Cervical Mobility and Scapular Control

Integrating postural exercises is necessary for any sport, but with golf, the added complexity of the head moving in an opposite direction of the arms and thoracic spine makes it critical. Also, the potential for repetitive upper extremity injuries exists if the golfer doesn’t have good scapular control.

Pilates for Neck and Shoulder Control

Pilates offers several options to strengthen the muscles of the neck, shoulders, and upper back.

  • Lying supine, parallel to the foam roller is a great place to start for most golfers, as it allows them to engage their core stabilizers while mobilizing their mid-back and stretching out their pectorals.
  • Prone exercises on the combo chair are helpful to encourage scapular stabilization while the spine moves into spinal extension and rotation positions.
  • On the mat, the spine twist is excellent for working on good spinal mobility in neutral. Performing variations with neck and arm position can make it very functional for the golfer.
  • Arm springs on the trapeze table can be used in standing or kneeling to work on scapular control in a variety of directions.

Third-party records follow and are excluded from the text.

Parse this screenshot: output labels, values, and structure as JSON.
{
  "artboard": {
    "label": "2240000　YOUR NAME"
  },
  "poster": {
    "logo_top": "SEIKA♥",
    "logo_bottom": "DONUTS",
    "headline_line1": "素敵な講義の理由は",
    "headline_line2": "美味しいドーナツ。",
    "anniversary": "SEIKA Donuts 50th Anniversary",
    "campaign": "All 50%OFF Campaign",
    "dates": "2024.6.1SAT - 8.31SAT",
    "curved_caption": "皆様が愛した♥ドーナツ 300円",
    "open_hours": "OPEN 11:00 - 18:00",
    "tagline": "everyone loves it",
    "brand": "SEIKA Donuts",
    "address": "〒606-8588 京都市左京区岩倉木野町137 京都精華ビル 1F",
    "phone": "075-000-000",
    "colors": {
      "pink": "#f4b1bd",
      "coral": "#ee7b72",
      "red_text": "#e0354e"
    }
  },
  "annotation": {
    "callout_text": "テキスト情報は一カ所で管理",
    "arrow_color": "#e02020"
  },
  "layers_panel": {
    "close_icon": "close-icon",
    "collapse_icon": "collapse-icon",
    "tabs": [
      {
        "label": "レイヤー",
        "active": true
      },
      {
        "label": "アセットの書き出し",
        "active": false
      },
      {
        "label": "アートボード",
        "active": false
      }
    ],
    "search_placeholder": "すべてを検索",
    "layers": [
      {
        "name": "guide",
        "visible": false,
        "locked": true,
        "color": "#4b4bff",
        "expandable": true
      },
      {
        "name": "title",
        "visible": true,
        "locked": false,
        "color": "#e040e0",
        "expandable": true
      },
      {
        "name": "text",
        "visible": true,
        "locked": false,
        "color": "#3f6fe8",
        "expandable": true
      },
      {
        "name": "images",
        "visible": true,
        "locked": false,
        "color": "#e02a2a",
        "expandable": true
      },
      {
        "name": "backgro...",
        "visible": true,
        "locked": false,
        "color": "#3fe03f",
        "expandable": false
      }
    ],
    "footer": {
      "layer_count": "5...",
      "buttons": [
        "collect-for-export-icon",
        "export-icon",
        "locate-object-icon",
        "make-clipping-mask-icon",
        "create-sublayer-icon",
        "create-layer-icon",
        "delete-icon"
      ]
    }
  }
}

Pilates instructor assisting clients pushing their chest up while laying pelvis across a Pilates chair

In general, a non-specific, but balanced Pilates session with good form and cues will benefit golfers, whether or not the instructor has ever played the sport. However, it is helpful for the instructor to have a deeper understanding of the complexity of the golf swing if they choose to specifically target golfers or frequently have golfers as clients. Pilates instructors can take lessons, talk to a pro, take golf-specific fitness courses, and try it themselves to understand what is physically required to have a good golf swing and to maximize results with golfing clients.

About the Author

Ada Wells, MPT, owner of ProBalance, Inc., graduated from UC Davis with a B.S. in Physiology. She received her MPT from Chapman University. She is Polestar certified and a member of APTA and PMA. Ada specializes in combining manual therapy with Pilates-based exercise for sport-specific rehabilitation and performance programs with a special interest in golf. For the past 7 years, she has provided Pilates services to the celebrity golfers at the American Century Golf Championship.